Cartel Land depicts the uprising with a patriotic zeal, with convoys of armed young men bouncing through the Mexican streets, manning checkpoints at the village edges, and raiding cartel members’ homes. Some of the men are skilled fighters, and look the part with body armor, advanced weaponry and communications equipment. Other fighters are just kids, their tiny hands comically out of place on oversized pistols and AK-47s. One man wears a holster that holds a nickel-plated revolver with a pearl handgrip — it’s the Wild West.

 

Through diligent patrolling, cartel raids and tight security, Mireles’ paramilitary defense force succeeds in driving out Knights Templar members. When the Mexican government gets wind of armed groups maintaining order, it sends the army to confront Mireles and his group. Federales disarm the ragtag defenders, but the townspeople hit the streets in protest of the army. The crowd grows so big and so angry, the army returns the guns and drives away.

 

These events are exciting and moving, but Matthew Heineman’s film doesn’t let you off the hook that easily, though. It portrays these events with a hint of malice, with just a slight suggestion that something more diabolical might be at work here. In one scene, we see the good doctor tell another man to question, and likely torture, a known drug member. “Get everything you can out of him and put him in the ground,” Mireles says in the shadows of a roadside checkpoint. Later scenes seem to hint that the raids aren’t linked to cartel members, but to people the defense force wants to rob. After one raid, armed men ransack the house and leave with electronics and stacks of clothing still on hangers. The turning point came for me during a daytime raid that nabbed a man that supposedly fired on the town’s police force. As the man is being hauled away, his family pleads with the men in tears to let him go. His daughter threatens to kill herself. It seems unlikely that the man would fire on anyone with his family in the car, right? But then he also has a big luxurious car, designer clothes and one man notices his skin is too smooth for hard labor? Maybe he is a cartel lieutenant. So much is unknown, but the man is hauled away to detention center where the screams of men can be heard piercing through the concrete hallways.

 

Cartel Land is essentially a Batman story. It’s about vigilantes, their origins and their undoings.
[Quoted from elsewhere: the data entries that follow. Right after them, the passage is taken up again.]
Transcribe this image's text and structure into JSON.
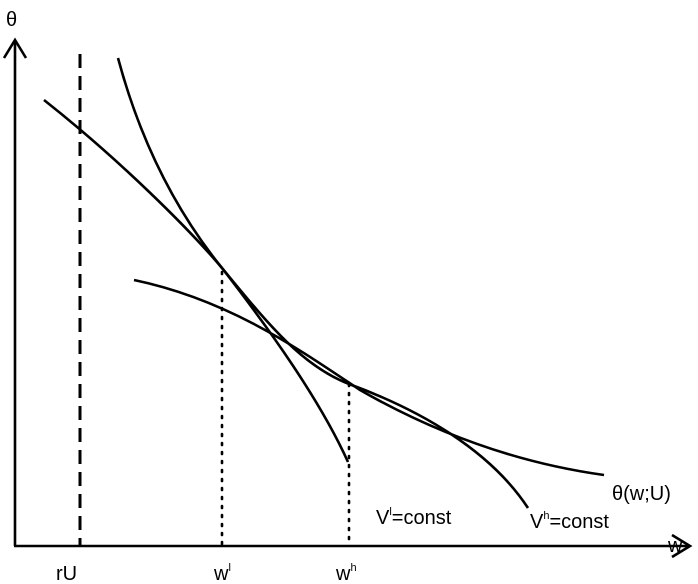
{
  "axes": {
    "y_label": "θ",
    "x_label": "w"
  },
  "ticks": {
    "ru": "rU",
    "wl_base": "w",
    "wl_sup": "l",
    "wh_base": "w",
    "wh_sup": "h"
  },
  "curves": {
    "theta_label": "θ(w;U)",
    "vl_base": "V",
    "vl_sup": "l",
    "vl_rest": "=const",
    "vh_base": "V",
    "vh_sup": "h",
    "vh_rest": "=const"
  }
}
Remember that line from The Dark Knight: “Die the hero or live long enough to see yourself become the villain.” It’s the only possible outcome here for Mireles and his defense force, which eventually becomes exactly what it was created to fight, a cartel.

 

Heineman captures all this beautifully, with shots that seem almost too good to be true — guns hanging out car windows, an apparition-like shape emerging from smoke produced during a meth cook and numerous gunfights in Mexican villages. I think the film could be a little more focused, especially with the mostly unnecessary segments north of the border. It has a twist ending that feels a little manipulative, but is still bonkers in how it changes everything we just witnessed.

 

This is a fascinating and polished documentary that reveals how complicated the war on drugs has been, is now and forever will be.